The study was published in Nature Genetics and covered by a variety of news channels, including this story. Many people identified their own personal experiences with both EBV and one of the seven diseases. Others wondered if they should be worried if they’ve had EBV. We asked the doctors who conducted the research some of these follow up questions. We hope this additional information can help further explain the research.
1) How common is EBV infection?
As many as 95 percent of people in the United States are infected by EBV by the time they are adults. The virus infects 20 percent to 80 percent of people during childhood, depending on their life situation.
2) If someone has had mono, should they be worried?
No. Most people who have had mono will not develop one of the seven diseases. We can use this discovery to begin developing new treatments for people who do develop one of the seven diseases, but this study should not increase anxiety for people who have had EBV exposure. Of the seven diseases the only one with increased risk after developing mono is multiple sclerosis and the risk remains low even then.

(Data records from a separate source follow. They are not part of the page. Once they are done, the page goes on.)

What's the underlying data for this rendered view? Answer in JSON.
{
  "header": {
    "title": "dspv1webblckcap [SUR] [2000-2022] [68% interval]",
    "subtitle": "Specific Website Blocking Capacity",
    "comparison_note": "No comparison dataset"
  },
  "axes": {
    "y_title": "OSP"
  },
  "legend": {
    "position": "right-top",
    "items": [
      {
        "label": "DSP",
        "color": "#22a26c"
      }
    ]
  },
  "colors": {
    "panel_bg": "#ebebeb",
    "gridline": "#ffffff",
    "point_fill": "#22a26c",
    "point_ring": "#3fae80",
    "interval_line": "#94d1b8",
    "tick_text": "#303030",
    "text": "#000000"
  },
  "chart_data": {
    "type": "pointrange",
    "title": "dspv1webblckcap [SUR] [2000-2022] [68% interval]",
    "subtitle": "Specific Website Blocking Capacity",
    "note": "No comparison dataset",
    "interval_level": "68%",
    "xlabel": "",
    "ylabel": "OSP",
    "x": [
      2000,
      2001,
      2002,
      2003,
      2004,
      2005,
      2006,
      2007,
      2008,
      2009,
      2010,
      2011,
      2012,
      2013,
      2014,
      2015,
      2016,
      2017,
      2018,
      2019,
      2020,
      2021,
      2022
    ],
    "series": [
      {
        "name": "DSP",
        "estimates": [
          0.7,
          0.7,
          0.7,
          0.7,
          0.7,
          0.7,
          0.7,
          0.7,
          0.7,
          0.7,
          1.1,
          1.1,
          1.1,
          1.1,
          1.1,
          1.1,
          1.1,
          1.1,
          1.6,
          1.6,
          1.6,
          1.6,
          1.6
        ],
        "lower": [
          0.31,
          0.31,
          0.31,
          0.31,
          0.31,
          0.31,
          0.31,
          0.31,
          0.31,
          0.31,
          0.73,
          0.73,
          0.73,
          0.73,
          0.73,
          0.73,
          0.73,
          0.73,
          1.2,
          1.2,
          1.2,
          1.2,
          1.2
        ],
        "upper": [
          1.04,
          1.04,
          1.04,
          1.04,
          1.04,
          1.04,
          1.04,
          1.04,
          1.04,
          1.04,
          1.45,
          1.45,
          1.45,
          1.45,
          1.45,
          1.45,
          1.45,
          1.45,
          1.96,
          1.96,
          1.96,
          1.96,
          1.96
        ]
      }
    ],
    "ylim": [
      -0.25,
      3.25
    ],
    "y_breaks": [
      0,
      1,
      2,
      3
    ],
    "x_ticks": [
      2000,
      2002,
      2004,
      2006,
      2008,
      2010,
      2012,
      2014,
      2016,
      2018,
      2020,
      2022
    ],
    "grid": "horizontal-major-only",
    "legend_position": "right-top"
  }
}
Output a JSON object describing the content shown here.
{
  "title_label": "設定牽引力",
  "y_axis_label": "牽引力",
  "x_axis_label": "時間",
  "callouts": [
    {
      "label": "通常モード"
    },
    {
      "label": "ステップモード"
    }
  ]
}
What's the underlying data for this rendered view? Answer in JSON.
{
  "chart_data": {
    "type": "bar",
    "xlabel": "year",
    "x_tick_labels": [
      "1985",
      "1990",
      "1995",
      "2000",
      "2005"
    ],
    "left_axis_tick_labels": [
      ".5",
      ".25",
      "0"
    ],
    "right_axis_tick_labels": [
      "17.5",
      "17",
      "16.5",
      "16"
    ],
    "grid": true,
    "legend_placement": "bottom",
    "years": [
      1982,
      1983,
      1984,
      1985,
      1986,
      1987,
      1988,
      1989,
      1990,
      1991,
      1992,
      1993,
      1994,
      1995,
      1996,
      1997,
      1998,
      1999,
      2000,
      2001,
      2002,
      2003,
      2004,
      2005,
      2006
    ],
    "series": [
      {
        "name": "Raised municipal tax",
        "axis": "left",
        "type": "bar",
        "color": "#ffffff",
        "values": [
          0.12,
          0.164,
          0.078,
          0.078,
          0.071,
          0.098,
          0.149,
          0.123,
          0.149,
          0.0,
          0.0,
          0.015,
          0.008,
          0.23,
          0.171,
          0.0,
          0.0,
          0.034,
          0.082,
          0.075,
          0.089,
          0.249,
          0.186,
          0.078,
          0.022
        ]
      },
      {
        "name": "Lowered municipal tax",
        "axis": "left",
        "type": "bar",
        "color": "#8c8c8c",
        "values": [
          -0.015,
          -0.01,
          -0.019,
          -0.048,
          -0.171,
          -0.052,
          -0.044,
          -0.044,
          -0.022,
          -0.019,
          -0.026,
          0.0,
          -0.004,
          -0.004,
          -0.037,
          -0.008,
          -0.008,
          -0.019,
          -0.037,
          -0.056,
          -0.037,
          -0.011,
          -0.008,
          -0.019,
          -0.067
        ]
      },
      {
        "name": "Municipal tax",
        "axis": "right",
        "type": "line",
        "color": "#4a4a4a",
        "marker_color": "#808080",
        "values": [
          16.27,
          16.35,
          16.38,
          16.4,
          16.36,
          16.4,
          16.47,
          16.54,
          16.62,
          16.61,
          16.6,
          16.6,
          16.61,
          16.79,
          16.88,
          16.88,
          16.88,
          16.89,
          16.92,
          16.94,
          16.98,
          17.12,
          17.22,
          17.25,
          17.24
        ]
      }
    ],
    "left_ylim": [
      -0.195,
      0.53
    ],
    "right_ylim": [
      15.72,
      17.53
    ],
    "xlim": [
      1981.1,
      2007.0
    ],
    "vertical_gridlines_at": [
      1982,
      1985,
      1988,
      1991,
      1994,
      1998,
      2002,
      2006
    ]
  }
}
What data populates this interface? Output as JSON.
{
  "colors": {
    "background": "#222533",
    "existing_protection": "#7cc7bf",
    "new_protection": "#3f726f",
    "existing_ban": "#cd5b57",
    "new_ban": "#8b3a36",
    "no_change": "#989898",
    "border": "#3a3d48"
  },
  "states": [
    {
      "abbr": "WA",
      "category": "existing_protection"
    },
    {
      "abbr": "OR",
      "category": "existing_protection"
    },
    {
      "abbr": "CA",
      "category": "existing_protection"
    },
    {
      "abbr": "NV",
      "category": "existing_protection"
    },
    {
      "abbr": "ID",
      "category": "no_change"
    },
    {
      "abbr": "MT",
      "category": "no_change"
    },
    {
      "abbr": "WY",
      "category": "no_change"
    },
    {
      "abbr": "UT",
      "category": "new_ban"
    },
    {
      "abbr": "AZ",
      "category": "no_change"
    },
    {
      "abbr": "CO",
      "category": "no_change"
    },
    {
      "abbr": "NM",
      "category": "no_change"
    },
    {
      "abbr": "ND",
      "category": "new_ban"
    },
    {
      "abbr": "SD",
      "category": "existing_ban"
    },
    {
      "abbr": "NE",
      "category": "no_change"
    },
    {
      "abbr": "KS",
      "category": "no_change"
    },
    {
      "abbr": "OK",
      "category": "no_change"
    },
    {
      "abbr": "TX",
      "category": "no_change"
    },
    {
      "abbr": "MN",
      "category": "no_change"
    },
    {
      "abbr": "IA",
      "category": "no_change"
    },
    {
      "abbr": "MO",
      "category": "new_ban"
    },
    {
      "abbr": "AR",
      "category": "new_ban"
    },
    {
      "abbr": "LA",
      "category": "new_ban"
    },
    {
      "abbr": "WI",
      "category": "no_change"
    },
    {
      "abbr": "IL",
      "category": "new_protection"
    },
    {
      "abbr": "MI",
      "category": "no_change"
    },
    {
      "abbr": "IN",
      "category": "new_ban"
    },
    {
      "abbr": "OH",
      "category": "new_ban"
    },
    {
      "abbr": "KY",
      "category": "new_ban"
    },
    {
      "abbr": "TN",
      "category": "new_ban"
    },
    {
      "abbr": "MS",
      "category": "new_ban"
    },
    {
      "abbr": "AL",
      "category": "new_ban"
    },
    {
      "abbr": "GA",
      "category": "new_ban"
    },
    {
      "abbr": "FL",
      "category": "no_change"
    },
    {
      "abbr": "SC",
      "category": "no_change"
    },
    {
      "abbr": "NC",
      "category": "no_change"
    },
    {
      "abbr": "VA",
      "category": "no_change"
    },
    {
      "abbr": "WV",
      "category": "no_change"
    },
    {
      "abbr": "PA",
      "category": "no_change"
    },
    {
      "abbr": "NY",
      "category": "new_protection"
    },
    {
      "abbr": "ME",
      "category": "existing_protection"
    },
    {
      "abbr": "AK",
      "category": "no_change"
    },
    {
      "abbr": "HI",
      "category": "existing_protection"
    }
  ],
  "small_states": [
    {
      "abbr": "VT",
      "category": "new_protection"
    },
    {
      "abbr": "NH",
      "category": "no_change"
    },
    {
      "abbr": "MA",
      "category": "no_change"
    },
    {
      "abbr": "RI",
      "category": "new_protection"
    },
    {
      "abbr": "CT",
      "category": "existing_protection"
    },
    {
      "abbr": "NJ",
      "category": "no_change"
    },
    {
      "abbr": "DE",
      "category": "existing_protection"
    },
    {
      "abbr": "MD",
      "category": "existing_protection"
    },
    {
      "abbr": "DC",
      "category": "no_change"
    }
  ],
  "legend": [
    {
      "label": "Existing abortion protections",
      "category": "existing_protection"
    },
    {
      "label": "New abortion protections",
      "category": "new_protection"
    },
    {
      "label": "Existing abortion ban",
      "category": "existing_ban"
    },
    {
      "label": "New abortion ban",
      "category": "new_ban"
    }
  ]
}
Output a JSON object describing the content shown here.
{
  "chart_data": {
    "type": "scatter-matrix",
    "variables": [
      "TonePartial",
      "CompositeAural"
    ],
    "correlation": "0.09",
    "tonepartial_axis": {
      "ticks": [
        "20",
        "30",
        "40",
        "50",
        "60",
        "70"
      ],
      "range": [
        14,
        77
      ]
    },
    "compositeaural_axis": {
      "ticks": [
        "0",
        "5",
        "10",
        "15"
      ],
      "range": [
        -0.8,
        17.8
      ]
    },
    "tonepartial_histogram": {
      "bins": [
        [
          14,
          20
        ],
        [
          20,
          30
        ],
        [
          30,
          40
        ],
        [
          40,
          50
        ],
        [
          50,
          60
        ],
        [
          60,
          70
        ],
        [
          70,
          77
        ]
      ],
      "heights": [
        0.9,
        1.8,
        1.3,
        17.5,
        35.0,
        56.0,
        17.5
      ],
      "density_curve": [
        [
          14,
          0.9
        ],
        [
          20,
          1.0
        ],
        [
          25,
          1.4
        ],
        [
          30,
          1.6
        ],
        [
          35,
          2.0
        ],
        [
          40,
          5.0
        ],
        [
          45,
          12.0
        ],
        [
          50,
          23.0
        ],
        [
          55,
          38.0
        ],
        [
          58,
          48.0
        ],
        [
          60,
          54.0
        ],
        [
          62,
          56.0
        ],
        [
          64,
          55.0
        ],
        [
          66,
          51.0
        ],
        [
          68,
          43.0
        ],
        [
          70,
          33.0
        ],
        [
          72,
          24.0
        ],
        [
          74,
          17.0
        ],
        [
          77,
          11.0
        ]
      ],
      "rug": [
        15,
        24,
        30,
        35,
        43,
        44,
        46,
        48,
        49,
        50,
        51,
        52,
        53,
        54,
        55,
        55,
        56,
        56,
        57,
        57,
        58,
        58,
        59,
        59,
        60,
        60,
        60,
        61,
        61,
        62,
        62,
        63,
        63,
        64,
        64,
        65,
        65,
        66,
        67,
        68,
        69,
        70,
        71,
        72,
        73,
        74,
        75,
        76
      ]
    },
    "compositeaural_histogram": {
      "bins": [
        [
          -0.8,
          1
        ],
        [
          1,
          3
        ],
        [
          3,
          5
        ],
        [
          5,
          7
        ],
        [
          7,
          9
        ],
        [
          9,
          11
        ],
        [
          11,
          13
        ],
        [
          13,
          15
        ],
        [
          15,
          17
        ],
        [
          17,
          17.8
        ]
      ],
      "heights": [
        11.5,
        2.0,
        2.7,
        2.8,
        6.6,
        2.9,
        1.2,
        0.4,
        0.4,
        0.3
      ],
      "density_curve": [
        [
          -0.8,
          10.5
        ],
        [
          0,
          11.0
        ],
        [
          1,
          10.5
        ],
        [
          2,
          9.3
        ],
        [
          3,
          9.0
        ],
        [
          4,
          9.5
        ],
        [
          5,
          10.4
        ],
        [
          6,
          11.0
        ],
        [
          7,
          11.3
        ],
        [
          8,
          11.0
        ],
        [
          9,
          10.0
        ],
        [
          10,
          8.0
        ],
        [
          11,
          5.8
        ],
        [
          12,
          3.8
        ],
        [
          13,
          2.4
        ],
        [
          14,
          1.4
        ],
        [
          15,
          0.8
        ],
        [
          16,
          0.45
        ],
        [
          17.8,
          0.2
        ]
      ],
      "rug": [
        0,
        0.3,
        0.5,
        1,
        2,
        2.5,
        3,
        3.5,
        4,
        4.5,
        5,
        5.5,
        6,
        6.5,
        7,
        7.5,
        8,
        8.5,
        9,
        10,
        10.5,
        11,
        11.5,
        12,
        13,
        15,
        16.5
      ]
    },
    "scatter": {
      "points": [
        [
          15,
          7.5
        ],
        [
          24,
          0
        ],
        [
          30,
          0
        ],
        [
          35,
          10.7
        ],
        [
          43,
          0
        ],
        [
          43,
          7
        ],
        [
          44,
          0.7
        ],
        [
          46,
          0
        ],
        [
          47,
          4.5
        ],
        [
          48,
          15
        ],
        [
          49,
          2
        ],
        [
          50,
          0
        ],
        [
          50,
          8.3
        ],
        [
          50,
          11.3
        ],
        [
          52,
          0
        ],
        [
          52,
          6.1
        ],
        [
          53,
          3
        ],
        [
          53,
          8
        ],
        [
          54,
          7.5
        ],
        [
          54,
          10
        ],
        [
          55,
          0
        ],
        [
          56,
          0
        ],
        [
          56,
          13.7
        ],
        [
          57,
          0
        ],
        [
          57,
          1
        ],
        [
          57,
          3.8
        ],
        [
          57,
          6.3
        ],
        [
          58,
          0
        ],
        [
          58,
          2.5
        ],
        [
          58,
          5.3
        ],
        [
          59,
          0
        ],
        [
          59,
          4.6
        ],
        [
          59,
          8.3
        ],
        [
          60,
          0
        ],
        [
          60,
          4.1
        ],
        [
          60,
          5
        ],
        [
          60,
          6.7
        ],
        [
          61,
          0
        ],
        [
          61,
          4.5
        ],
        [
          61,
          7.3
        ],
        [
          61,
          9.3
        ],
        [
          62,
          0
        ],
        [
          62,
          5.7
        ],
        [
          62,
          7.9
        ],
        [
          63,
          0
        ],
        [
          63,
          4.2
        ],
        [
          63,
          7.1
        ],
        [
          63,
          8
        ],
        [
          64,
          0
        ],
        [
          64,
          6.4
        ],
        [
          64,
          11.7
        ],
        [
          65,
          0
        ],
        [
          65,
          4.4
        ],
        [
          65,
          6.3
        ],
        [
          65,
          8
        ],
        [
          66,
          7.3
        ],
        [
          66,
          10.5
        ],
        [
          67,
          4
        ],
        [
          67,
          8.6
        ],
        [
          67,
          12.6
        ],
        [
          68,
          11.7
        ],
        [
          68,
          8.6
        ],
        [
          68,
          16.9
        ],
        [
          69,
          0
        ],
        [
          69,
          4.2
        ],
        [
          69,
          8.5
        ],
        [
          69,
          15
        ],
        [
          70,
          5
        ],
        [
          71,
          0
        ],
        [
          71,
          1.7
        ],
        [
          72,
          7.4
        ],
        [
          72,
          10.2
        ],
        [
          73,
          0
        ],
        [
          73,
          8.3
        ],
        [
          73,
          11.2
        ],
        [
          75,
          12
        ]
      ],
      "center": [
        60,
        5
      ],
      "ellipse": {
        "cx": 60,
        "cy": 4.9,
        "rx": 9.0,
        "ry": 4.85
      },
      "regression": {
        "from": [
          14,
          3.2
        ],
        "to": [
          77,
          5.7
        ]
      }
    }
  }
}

3) What did you learn about the link between EBV and these seven diseases?
We now know more about how EBV can hijack the human cells it infects to cause genes to behave differently. Some of these genes may now be great targets for treatment and prevention. These results also increase the rationale and priority for the development of an EBV vaccine.
If we could eliminate EBV, we would eliminate most cases of mononucleosis and some cancers, including nasal pharyngeal carcinoma. Additionally, our study adds to previous studies to suggest that a vaccine also would decrease the incidence of multiple sclerosis (MS), lupus, and perhaps some of the other diseases mentioned in the study.
4) What is the next step in your research?
We are not vaccine researchers, so we will let other people lead this important effort to eliminate EBV infection. For our team, we are extremely interested in learning more about how viruses and genes work together to alter disease risk. This knowledge is highly likely to be important for new therapies and preventive strategies.